L’air du temps est aux annonces sur la fraude sociale. Pas un jour sans une déclaration ministérielle à propos d’un plan de lutte. Une avalanche non dénuée d’arrière-pensées politiques d’ailleurs.
Les plateaux médias sont encombrés de « spécialistes » où pointe surtout l’absence des gestionnaires de la Sécurité sociale, pourtant les mieux placés pour évoquer les réalités forcément plus complexes que les simplismes habituels. Comme quoi le mutisme des uns encourage le fantasme des autres.

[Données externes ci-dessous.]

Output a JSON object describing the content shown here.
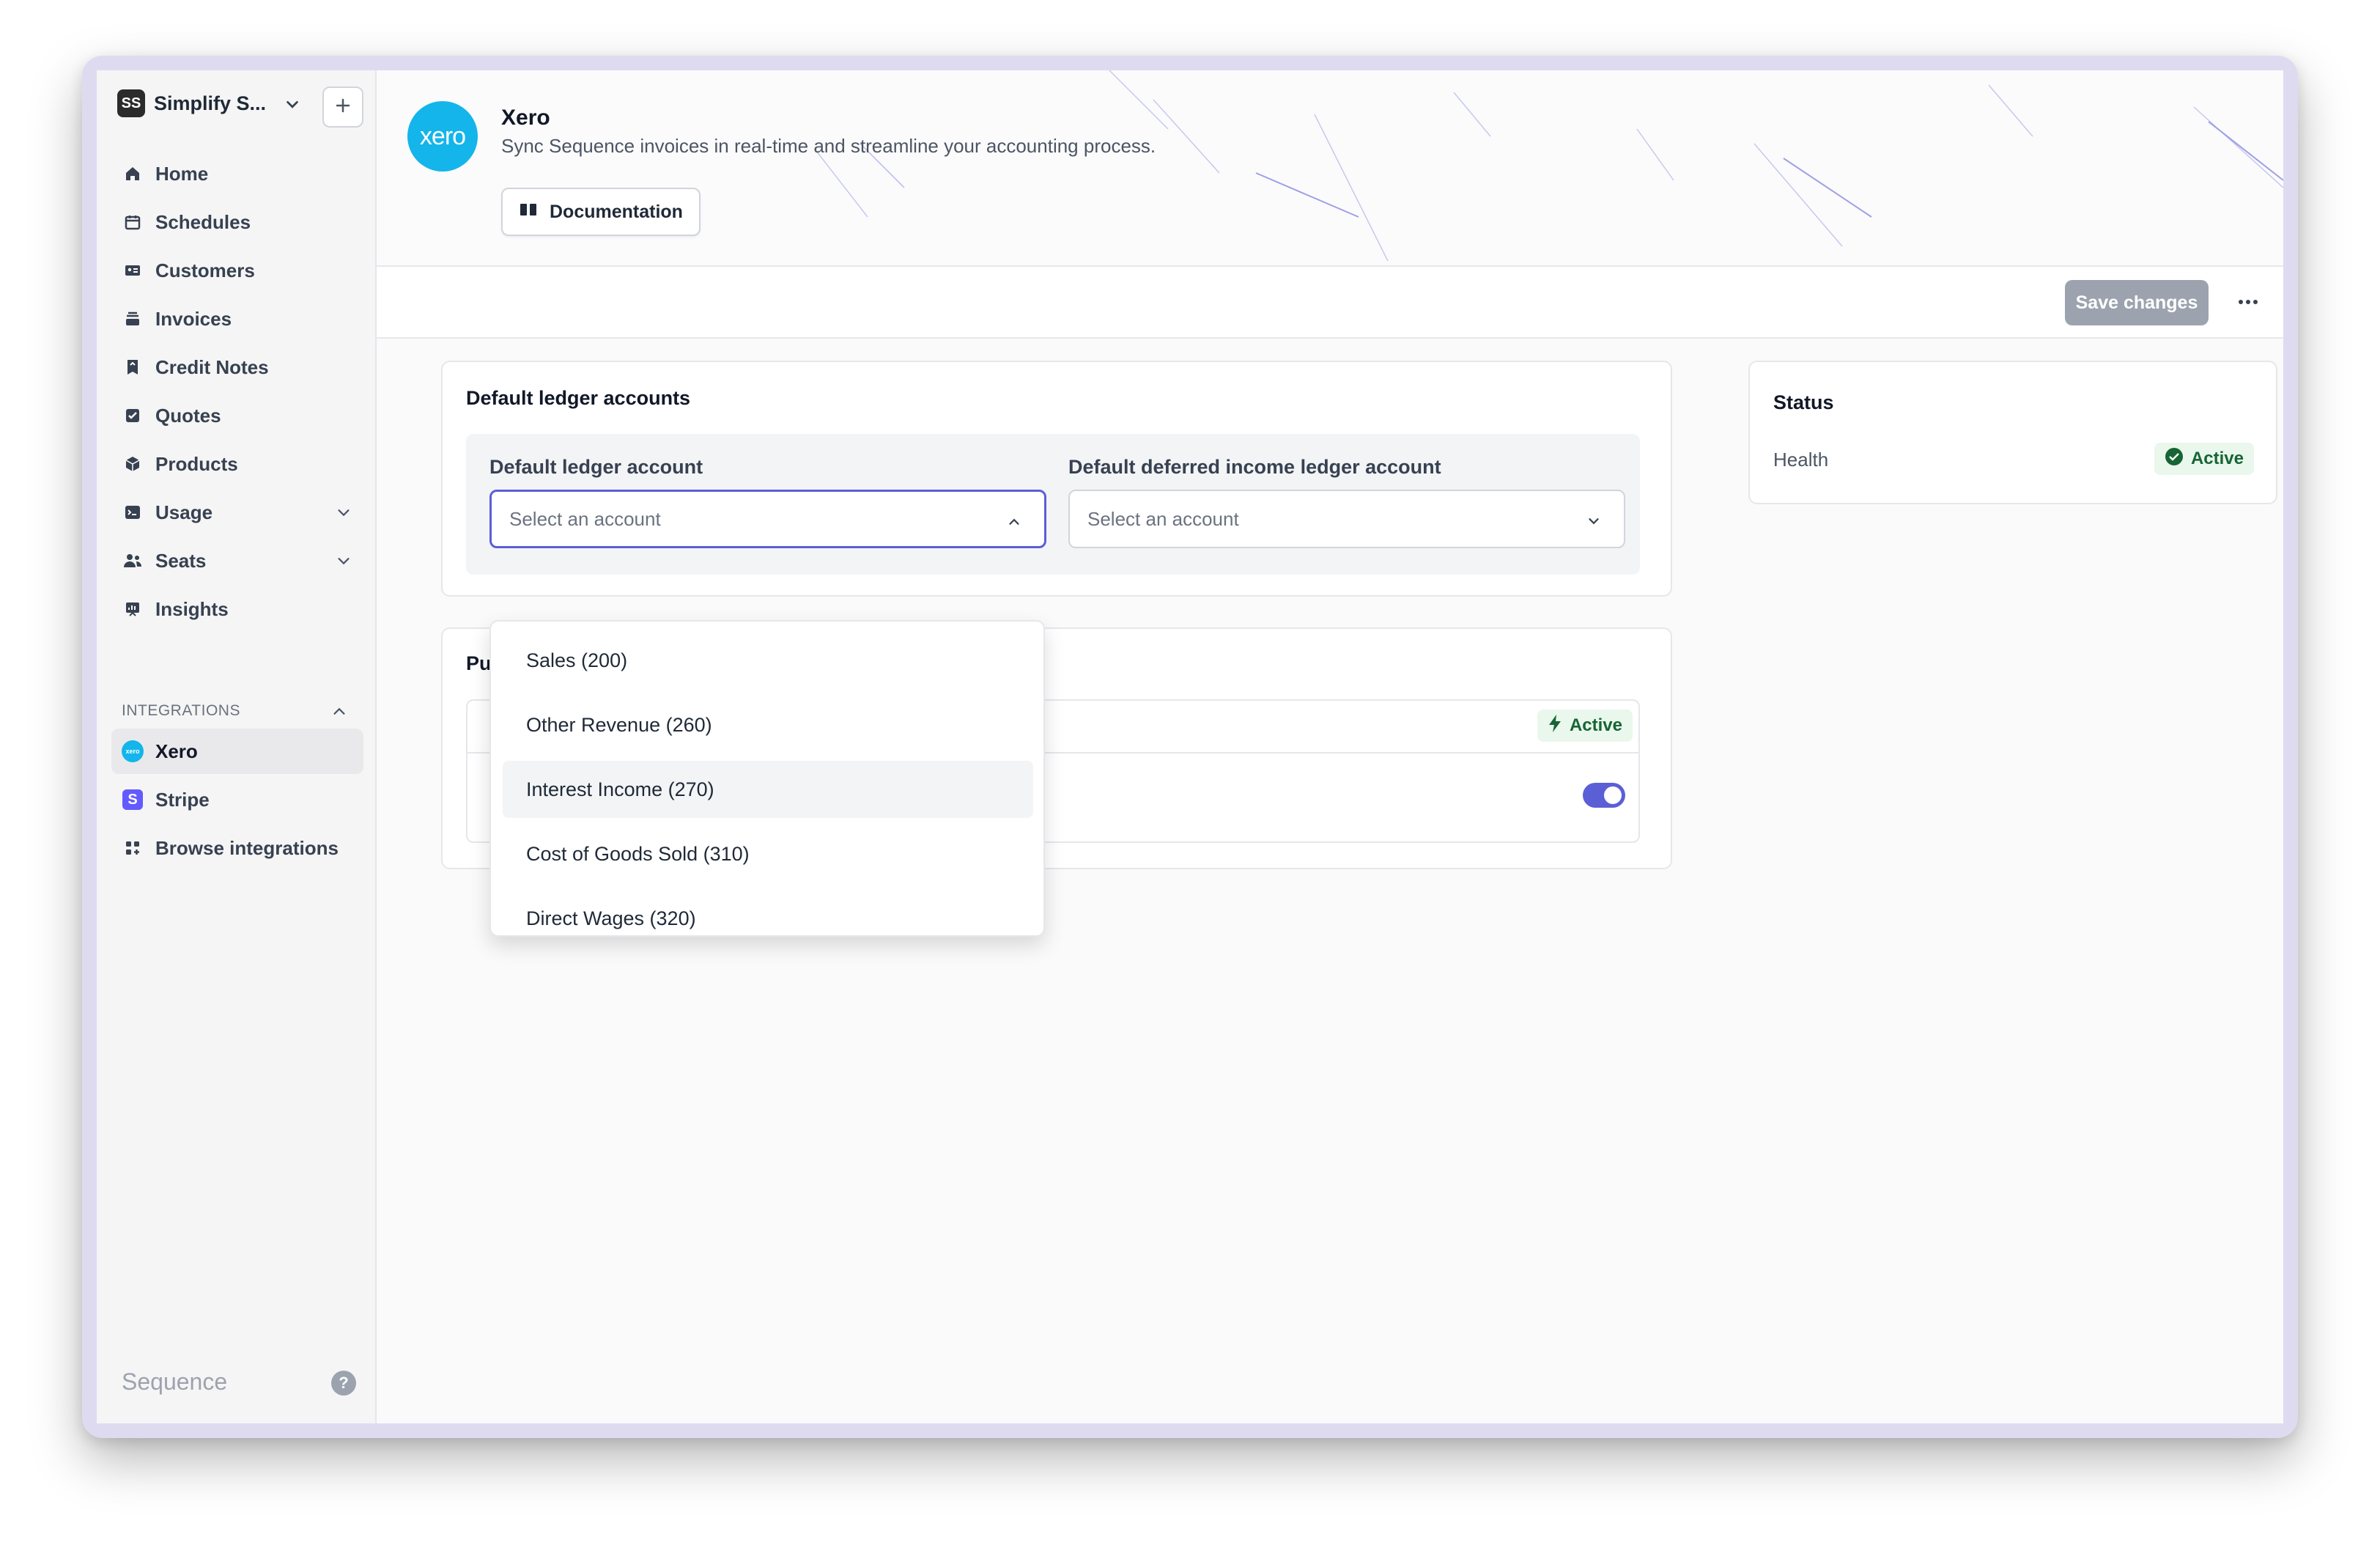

Les milliards de fraudes, donc d’économies potentielles, volent en escadrille ! Les chiffres les plus fantasmagoriques circulent. L’extrapolation est la science du moment. On procède d’une réalité chiffrée, puis on la décuple avec un multiple à l’infini. Quitte à pratiquer des biais de raisonnement ou, carrément manipuler les faits et les données. La question de la carte Vitale illustre parfaitement la cacophonie du moment. Faut-il la fusionner avec la carte nationale d’identité ou la transformer en carte biométrique ? Les praticiens de la chose, Assurance Maladie en tête, pestent contre les projets peu lucides. Du type, bombe atomique financière et technique pour écraser une mouche.
La lutte contre la fraude est une nécessité absolue. Mais la nature très « individualiste » des actes et des prestations, la complexité du système social et de santé favorise ce risque. Comme quoi, simplification et rationalisation de l’organisation sont aussi des voies de solution. Au passage, comme par hasard, sont d’abord visés les minima sociaux et les populations immigrées. La boucle est bouclée, un certain systématisme prévaut. Quitte à ignorer encore l’autre versant de la fraude, celui des acteurs de soins par exemple.

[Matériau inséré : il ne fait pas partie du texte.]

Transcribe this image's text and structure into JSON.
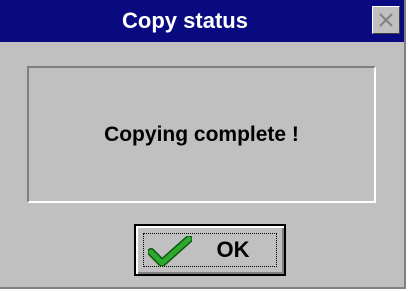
{
  "dialog": {
    "title": "Copy status",
    "message": "Copying complete !",
    "ok_label": "OK"
  },
  "icons": {
    "close": "close-icon",
    "confirm": "checkmark-icon"
  },
  "colors": {
    "title_bar": "#0a0a80",
    "title_text": "#ffffff",
    "dialog_face": "#c0c0c0",
    "checkmark": "#1e8a1e"
  }
}
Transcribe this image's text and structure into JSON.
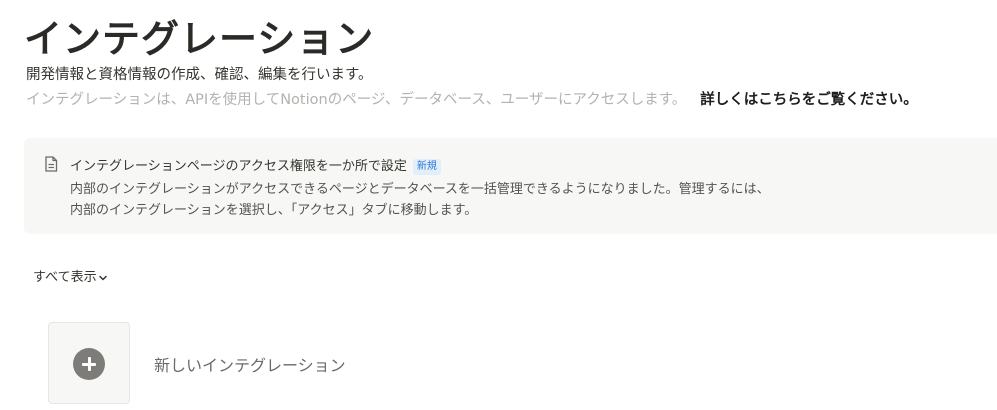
{
  "header": {
    "title": "インテグレーション",
    "subtitle": "開発情報と資格情報の作成、確認、編集を行います。",
    "description": "インテグレーションは、APIを使用してNotionのページ、データベース、ユーザーにアクセスします。",
    "learn_more": "詳しくはこちらをご覧ください。"
  },
  "callout": {
    "icon": "document-icon",
    "title": "インテグレーションページのアクセス権限を一か所で設定",
    "badge": "新規",
    "body_line1": "内部のインテグレーションがアクセスできるページとデータベースを一括管理できるようになりました。管理するには、",
    "body_line2": "内部のインテグレーションを選択し、「アクセス」タブに移動します。"
  },
  "filter": {
    "label": "すべて表示",
    "icon": "chevron-down-icon"
  },
  "new_integration": {
    "icon": "plus-circle-icon",
    "label": "新しいインテグレーション"
  }
}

Dans ce débat, la bonne nouvelle est que, hormis la question du travail dissimulé, par nature inchiffrable, tout le reste des fraudes et des trop-perçus de prestations sociales est potentiellement identifiable et donc réductible à terme. Les systèmes d’information, la qualité des répertoires de données, le croisement des sources progressent à pas de géant. Chaque année passée voit les caisses nationales afficher des résultats croissants dans leur quête de fraudes et d’indus. Tant mieux. Laissons alors les professionnels agir dans la sérénité.